A lo cual hay que añadir otra realidad: la existencia de dos normas lingüísticas diferenciadas dentro del castellano: la norma norteña, que, entre otros rasgos distintivos de, tipo fonético, diferencia ese y zeta, y la norma meridional, que no distingue entre esos sonidos y aspira la ese en posición interior e incluso final (Iihto por listo, lah puertah por las puertas). Se trata en el primer caso del seseo (también hay ceceo, esto es, la conversión de eses y zetas en un único sonido zeta). Sólo una exigua minoría del mundo hispanohablante -la castellana, para entendernos- respeta esta distinción, cuyos orígenes históricos se remontan a los comienzos mismos del español de la edad moderna.
Con esto tocamos otro problema de fondo: la unidad del idioma. Esta unidad sólo la proporciona la lengua culta, cuyo instrumento privilegiado es la lengua escrita, que es lo que de verdad une a hispanohablantes muy dispares; por ejemplo, a un santanderino y a un rioplatense. Caso de ser incultos, analfabetos, el santanderino y el rioplatense, es probable que no se entendieran. La unidad ortográfica del idioma afecta además a diversas generaciones a la vez: varias escriben y leen la misma lengua al mismo tiempo.

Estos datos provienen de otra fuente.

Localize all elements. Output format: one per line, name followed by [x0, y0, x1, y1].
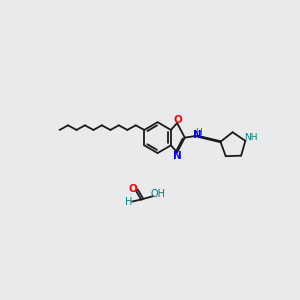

Cualquier reforma ortográfica radical lesionaría los derechos -la memoria visual- de las generaciones adultas.
La ortografía es un hecho convencional -una convención social- como, por lo demás, lo es la lengua misma y lo es, naturalmente, su norma culta, que surge del consenso histórico entre sus usuarios más refinados. Los saltos en el vacío serían muy peligrosos para la unidad de una lengua intercontinental como es el español. Esto es así, sin duda, pero también lo es que el acceso de grandes masas de hablantes a la lengua escrita requiere al menos la simplificación de las actuales reglas, que, en efecto, cabe simplificar, pues las hay verdaderamente absurdas, así como la adopción de reformas ortográficas suaves: ahí están, por ejemplo, las del poeta Juan Ramón Jiménez, que escribía, con toda razón, jente y estraño e incluso eliminó en su última época la hache de la exclamación ¡oh! Y no vale decir que la ortografía española es más fonetista que la inglesa, porque la hegemonía del inglés puede con todo, o que la francesa, pues su número de hablantes nativos es muy inferior al del castellano. Antes de enterrar las "haches rupestres" de García Márquez (que sólo habló de las rupestres), y que habrá que enterrar, hay otros cadáveres gráficos que exigen inmediata sepultura: las innecesarias kas y uves dobles son sólo dos ejemplos menores. Y cuanto antes se les entierre, mejor. La lengua es de todos. También de los analfabetos. García Márquez no ha hablado en vano.